Teatro fisico, corpi che rotolano, si scontrano, fulminanti nell’impatto emotivo delle prese. Salti, corse a rotta di collo, arrampicate pericolose per la scena, comunicazione alla pelle di chi guarda di un coinvolgente senso del rischio. E poi un modo di consegnarci, sotto la forza dell’energia dirompente della danza, un pensiero pieno di amore per l’arco della vita, viaggio tra nascita e morte, tra fanciullezza, maturità e vecchiaia. E’ un affollarsi di sensazioni e di immagini forti, un lasciare che la memoria passeggi tra gli spettacoli e i film ideati da Wim Vandekeybus dagli anni Ottanta a oggi in Belgio con la sua strepitosa compagnia Ultima Vez. Coreografo, filmaker, performer, regista e fotografo, Vandekeybus chiude il Festival, in linea con la storica tradizione di Oriente Occidente di riservare uno dei suoi appuntamenti più importanti a un artista che ha segnato in profondità il cammino degli ultimi decenni della danza contemporanea.
Spiegel nasce per festeggiare nel 2006 i vent’anni di Ultima Vez. Il titolo significa “specchio” ed è un viaggio tra sette spettacoli storici della compagnia a partire dalla prima rivelatoria creazione, What the Body Does Not Remember del 1987 fino a “Inasmuch as Life is borrowed...” del 2000. “Spiegel – spiega Vandekeybus – va visto come una sorta di cena fatta con gli ingredienti del passato. Si inizia con un aperitivo dal gusto raffinato, si finisce con un delizioso dessert e con del liquore”. E’ indimenticabile quella corsa in tondo con lancio di mattoni, un quadro esemplare sul rischio che è chiave d’accesso all’idioma inconfondibile di Vandekeybus. Non a caso la menzione del Bessie Award del 1987 data a What the Body Does Not Remember individuava in Vandekeybus la capacità di dare visione al“paesaggio pericoloso e combattivo della danza”.
Spiegel è un lavoro di un’ora e venti, ottenuto da un lavoro di taglio e di montaggio fatto da Wim insieme ai danzatori a partire da 36 ore di materiale. Un corpus che non è però un collage, ma risponde alla voglia di osservare il linguaggio di movimento messo a punto da Ultima Vez nel corso degli anni. “Spiegel – dice Vandekeybus - fornisce un punto di vista sullo sviluppo di questo linguaggio (…). Se è vero che ho sempre lavorato su ciò che intendevo comunicare, in Spiegel mi sono concentrato sull’origine dei movimenti, sugli stati d’animo e le idee da cui questi nascono”.
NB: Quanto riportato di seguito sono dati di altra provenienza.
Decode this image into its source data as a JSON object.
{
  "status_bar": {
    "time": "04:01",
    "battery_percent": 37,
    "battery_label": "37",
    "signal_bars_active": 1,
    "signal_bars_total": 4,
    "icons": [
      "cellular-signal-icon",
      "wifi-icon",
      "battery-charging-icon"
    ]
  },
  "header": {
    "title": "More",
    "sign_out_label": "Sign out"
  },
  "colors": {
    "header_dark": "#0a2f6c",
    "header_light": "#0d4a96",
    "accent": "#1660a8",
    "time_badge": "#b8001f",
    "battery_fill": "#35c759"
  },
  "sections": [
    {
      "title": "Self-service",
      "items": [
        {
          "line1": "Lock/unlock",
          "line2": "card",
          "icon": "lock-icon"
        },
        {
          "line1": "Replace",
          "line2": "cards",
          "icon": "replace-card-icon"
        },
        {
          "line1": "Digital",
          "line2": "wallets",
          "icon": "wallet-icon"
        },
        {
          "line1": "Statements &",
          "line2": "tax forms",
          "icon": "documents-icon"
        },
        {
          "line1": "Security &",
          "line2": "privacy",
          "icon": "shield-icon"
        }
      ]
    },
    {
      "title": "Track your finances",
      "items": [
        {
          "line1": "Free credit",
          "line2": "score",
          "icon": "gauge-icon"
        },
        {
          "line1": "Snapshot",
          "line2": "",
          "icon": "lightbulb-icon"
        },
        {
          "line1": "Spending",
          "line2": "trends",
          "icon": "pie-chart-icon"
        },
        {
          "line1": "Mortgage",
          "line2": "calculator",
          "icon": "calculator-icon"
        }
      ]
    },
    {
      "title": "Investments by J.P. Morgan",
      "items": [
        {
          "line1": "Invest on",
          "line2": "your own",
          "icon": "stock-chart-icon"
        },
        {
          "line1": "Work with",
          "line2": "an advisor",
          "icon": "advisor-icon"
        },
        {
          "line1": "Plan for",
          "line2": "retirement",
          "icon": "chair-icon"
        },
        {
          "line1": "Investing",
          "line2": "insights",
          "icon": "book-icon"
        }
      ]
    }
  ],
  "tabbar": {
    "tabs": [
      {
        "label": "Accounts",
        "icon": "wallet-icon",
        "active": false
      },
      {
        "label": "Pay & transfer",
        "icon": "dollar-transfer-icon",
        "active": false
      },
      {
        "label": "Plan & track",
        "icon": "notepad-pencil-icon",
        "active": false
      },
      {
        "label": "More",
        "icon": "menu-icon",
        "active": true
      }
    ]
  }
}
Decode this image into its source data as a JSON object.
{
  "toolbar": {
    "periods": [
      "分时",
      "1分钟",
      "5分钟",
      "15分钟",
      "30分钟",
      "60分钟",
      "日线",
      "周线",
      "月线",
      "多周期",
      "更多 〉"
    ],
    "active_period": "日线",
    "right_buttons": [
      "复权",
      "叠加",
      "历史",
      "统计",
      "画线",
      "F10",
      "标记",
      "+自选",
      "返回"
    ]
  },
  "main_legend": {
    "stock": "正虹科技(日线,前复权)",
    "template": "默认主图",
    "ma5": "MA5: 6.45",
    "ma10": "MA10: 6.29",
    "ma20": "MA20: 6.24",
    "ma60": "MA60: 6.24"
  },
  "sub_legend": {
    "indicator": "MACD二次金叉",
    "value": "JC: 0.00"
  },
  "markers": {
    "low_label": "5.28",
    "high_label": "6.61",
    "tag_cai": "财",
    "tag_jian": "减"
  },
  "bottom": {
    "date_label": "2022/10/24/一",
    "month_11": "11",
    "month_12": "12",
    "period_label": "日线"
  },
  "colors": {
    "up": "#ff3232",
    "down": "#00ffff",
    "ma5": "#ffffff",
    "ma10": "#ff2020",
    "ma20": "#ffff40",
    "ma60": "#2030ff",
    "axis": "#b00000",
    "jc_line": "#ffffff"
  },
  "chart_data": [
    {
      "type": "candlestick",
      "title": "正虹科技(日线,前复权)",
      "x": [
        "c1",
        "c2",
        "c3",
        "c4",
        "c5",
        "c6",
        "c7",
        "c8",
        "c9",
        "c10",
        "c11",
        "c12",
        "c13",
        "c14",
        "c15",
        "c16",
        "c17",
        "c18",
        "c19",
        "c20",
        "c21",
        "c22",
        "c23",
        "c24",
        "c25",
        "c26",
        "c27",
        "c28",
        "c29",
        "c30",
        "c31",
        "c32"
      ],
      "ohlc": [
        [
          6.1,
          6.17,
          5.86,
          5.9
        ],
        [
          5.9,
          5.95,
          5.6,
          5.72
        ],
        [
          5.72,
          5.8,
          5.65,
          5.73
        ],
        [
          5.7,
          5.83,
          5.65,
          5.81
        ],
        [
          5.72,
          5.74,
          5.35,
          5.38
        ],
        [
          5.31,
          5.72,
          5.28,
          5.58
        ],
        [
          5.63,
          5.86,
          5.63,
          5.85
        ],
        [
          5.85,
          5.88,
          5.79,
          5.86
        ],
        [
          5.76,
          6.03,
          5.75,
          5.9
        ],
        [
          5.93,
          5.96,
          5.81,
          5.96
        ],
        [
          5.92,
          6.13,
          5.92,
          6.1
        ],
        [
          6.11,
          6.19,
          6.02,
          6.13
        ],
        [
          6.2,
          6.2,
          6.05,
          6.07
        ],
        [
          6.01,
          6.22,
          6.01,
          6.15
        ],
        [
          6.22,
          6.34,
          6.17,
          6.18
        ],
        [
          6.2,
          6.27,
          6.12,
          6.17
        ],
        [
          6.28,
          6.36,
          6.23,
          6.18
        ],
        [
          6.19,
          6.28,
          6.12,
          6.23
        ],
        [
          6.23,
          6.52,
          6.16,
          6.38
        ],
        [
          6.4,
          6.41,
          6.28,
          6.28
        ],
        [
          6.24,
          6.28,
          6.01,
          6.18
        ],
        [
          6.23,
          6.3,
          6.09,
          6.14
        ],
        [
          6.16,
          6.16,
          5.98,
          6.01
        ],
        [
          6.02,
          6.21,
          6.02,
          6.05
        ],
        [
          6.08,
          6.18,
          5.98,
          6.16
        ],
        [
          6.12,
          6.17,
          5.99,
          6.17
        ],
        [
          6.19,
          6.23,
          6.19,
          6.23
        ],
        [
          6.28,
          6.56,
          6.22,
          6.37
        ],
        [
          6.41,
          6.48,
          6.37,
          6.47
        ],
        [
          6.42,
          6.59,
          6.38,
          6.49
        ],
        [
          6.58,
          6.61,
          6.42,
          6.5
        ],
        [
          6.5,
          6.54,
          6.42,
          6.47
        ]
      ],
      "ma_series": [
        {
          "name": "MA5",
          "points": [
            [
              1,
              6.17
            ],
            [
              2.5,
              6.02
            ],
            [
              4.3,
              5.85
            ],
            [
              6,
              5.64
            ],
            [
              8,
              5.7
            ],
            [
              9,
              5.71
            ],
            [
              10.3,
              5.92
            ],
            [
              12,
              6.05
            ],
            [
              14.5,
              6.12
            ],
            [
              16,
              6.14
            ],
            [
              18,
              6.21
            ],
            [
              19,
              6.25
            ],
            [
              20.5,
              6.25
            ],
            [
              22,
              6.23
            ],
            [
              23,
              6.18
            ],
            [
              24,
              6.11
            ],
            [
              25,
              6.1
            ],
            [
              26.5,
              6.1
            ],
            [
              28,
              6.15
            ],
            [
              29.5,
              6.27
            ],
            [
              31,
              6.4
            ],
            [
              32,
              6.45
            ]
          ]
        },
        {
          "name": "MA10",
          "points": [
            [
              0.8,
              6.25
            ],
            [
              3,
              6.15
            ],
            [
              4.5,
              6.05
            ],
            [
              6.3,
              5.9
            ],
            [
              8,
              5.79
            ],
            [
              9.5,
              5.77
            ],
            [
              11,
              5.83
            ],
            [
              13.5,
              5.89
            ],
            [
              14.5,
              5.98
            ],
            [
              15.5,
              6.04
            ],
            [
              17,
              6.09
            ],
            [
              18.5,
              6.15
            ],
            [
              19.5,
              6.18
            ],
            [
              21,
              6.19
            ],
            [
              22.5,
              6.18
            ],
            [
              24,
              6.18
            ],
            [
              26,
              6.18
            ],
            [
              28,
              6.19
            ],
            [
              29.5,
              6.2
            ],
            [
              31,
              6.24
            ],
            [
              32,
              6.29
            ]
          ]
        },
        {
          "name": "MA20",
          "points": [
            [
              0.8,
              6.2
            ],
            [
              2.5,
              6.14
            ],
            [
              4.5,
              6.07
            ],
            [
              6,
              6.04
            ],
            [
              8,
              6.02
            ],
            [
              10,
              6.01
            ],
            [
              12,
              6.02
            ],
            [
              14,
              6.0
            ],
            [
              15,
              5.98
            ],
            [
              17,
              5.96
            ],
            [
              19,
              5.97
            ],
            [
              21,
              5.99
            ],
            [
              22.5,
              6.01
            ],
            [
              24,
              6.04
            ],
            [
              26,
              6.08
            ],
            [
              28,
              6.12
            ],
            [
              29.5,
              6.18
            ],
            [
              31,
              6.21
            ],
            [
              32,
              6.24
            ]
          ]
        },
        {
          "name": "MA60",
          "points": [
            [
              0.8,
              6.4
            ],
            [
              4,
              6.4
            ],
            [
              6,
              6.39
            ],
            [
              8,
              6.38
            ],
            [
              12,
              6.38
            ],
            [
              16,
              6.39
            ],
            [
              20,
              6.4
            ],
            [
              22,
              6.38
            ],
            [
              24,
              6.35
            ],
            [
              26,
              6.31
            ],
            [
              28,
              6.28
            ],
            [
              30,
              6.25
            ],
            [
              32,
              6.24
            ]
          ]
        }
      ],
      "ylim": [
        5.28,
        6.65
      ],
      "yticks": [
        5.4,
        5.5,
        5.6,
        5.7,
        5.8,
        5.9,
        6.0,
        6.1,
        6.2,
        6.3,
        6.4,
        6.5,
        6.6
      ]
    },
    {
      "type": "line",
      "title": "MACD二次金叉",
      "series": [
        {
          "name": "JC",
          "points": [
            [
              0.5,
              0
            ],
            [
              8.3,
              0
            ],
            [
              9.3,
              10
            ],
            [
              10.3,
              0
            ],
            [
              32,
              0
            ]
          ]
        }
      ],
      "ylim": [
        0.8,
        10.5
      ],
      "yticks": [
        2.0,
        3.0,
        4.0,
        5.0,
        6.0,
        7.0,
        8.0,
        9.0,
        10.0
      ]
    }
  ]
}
In Spiegel si respira però anche la riflessione sul tempo che passa così presente in “Inasmuch as Life is borrowed...”( Nella misura in cui la vita ci è data in prestito), l’istinto e il desiderio (In Spite of Wishing and Wanting), l’ambiguità e la paura del destino (7 for a Secret never to be told). Musiche da David Byrne a Thierry De Mey, Pierre Mertens, Marc Ribot, Peter Vermeersch per un affondo da non perdere sulla presenza del corpo in scena.